Pretzsch CM, Arenella M, Lerch JP, Lombardo MV, Beckmann C, Schaefer T, Leyhausen J, Gurr C, Bletsch A, Berg LM, Seelemeyer H, Floris DL, Oakley B, Loth E, Bourgeron T, Charman T, Buitelaar J, McAlonan G, Murphy D, Ecker C; EU-AIMS LEAP Group.
JAMA Psychiatry. 2024 Oct 16. doi: 10.1001/jamapsychiatry.2024.3194. Online ahead of print.
ABSTRACT
IMPORTANCE: In the neurotypical brain, regions develop in coordinated patterns, providing a fundamental scaffold for brain function and behavior. Whether altered patterns contribute to clinical profiles in neurodevelopmental conditions, including autism, remains unclear.

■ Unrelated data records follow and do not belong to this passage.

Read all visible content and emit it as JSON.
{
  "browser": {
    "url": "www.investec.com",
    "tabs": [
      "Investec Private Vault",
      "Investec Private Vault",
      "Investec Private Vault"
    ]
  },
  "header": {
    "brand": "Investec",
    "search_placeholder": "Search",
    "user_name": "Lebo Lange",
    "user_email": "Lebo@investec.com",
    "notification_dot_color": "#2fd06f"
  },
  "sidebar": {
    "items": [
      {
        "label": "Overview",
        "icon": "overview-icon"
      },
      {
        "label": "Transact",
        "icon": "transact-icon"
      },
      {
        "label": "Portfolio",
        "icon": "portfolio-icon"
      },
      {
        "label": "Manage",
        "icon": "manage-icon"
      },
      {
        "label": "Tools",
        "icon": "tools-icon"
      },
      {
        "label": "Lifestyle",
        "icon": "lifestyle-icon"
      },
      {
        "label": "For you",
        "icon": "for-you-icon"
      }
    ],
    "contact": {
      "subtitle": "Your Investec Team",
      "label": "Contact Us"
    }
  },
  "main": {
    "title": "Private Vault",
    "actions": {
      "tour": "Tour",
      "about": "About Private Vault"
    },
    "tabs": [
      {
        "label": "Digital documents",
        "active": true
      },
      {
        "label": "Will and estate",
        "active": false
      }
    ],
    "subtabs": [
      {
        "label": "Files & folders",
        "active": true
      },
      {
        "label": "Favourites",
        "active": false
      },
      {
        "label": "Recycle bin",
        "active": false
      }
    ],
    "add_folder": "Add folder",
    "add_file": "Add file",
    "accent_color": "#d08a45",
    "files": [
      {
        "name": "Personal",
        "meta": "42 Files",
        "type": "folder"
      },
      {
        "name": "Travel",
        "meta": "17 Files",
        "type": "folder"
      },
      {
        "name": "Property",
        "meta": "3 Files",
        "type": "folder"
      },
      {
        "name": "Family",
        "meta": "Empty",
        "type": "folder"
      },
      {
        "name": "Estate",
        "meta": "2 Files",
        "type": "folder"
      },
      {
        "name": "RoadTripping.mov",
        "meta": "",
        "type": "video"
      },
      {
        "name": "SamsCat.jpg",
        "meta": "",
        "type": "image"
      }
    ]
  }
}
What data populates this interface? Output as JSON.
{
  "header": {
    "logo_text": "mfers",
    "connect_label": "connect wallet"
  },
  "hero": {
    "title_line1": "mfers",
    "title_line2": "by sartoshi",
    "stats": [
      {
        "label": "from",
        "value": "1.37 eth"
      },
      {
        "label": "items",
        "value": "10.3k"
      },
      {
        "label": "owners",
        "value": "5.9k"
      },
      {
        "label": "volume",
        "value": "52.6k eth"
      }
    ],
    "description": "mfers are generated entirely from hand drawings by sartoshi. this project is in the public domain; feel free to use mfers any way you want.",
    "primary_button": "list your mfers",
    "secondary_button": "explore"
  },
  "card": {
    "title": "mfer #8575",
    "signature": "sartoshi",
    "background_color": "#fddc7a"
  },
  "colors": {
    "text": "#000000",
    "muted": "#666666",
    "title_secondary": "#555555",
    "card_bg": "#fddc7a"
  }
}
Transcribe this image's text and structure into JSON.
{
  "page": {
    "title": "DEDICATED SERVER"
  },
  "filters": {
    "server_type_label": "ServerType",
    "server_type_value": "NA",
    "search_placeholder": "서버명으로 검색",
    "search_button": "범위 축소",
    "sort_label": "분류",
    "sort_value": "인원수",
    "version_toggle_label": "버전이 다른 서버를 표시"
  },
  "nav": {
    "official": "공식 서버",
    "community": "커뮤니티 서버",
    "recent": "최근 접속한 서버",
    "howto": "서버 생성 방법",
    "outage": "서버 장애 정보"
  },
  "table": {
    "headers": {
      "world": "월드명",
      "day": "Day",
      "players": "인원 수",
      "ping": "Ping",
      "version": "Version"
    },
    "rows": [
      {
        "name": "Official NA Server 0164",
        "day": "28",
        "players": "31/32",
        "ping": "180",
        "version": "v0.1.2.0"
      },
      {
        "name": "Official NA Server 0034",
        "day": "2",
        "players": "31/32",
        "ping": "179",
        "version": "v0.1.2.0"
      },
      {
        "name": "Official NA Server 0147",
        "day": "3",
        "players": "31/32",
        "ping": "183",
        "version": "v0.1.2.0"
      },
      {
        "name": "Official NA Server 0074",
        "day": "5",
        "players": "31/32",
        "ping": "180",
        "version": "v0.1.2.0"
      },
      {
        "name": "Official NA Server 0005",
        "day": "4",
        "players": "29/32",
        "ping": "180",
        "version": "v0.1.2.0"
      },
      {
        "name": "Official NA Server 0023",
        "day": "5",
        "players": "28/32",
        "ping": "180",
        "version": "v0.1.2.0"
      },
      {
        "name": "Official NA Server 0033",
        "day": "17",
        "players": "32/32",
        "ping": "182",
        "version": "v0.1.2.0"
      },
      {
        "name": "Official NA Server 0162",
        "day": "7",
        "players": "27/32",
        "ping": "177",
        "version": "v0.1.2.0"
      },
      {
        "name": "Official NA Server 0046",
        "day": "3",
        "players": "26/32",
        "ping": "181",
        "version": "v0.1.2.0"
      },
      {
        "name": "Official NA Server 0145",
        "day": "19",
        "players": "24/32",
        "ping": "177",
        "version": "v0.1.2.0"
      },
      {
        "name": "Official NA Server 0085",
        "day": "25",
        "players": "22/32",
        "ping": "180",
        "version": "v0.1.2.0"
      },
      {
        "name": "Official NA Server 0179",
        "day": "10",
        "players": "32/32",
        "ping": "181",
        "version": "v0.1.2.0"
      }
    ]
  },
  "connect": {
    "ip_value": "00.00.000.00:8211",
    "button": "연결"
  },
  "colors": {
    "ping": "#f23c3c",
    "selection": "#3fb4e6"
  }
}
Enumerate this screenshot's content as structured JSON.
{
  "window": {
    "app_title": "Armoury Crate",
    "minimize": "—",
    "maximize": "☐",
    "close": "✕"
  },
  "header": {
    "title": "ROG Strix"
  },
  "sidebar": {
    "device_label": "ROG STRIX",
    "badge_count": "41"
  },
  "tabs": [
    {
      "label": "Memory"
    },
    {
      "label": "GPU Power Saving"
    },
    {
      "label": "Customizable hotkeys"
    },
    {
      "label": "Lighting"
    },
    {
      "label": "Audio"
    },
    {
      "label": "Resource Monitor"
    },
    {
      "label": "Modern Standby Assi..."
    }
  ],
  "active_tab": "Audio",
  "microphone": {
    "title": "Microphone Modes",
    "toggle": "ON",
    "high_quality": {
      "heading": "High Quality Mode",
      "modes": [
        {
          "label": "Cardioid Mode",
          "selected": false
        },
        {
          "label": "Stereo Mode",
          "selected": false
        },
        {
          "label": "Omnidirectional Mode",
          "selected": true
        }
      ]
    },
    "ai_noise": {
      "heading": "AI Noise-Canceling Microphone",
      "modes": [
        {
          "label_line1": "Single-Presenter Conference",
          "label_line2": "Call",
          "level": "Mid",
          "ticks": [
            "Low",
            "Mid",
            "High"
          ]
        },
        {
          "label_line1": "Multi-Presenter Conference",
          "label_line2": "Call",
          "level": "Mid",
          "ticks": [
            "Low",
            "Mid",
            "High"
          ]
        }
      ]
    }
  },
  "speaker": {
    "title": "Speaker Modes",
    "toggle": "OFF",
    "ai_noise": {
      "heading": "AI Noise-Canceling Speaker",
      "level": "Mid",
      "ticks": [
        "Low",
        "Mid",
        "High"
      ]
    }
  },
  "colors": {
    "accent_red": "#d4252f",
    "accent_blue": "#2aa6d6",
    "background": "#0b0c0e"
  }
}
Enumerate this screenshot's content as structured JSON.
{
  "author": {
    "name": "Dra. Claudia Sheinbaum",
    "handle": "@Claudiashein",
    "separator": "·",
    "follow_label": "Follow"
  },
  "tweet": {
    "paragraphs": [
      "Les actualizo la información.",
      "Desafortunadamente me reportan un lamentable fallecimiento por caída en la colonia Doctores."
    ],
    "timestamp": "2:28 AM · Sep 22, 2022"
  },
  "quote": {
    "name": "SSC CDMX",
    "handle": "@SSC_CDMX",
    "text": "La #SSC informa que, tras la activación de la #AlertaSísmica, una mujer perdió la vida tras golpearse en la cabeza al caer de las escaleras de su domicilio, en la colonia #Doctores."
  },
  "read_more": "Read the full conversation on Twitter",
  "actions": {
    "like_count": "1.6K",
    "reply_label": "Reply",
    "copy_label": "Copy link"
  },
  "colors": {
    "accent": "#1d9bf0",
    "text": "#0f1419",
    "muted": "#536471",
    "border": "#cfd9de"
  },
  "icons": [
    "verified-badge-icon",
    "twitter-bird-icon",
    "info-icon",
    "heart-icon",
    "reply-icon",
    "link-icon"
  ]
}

OBJECTIVES: To examine if, in autism, brain regions develop differently in relation to each other and how these differences are associated with molecular/genomic mechanisms and symptomatology.
DESIGN, SETTING, AND PARTICIPANTS: This study was an analysis of one the largest deep-phenotyped, case-control, longitudinal (2 assessments separated by approximately 12-24 months) structural magnetic resonance imaging and cognitive-behavioral autism datasets (EU-AIMS Longitudinal European Autism Project [LEAP]; study dates, February 2014-November 2017) and an out-of-sample validation in the Brain Development Imaging Study (BrainMapASD) independent cohort. Analyses were performed during the 2022 to 2023 period. This multicenter study included autistic and neurotypical children, adolescents, and adults. Autistic participants were included if they had an existing autism diagnosis (DSM-IV/International Statistical Classification of Diseases and Related Health Problems, Tenth Revision or DSM-5 criteria). Autistic participants with co-occurring psychiatric conditions (except psychosis/bipolar disorder) and those taking regular medications were included.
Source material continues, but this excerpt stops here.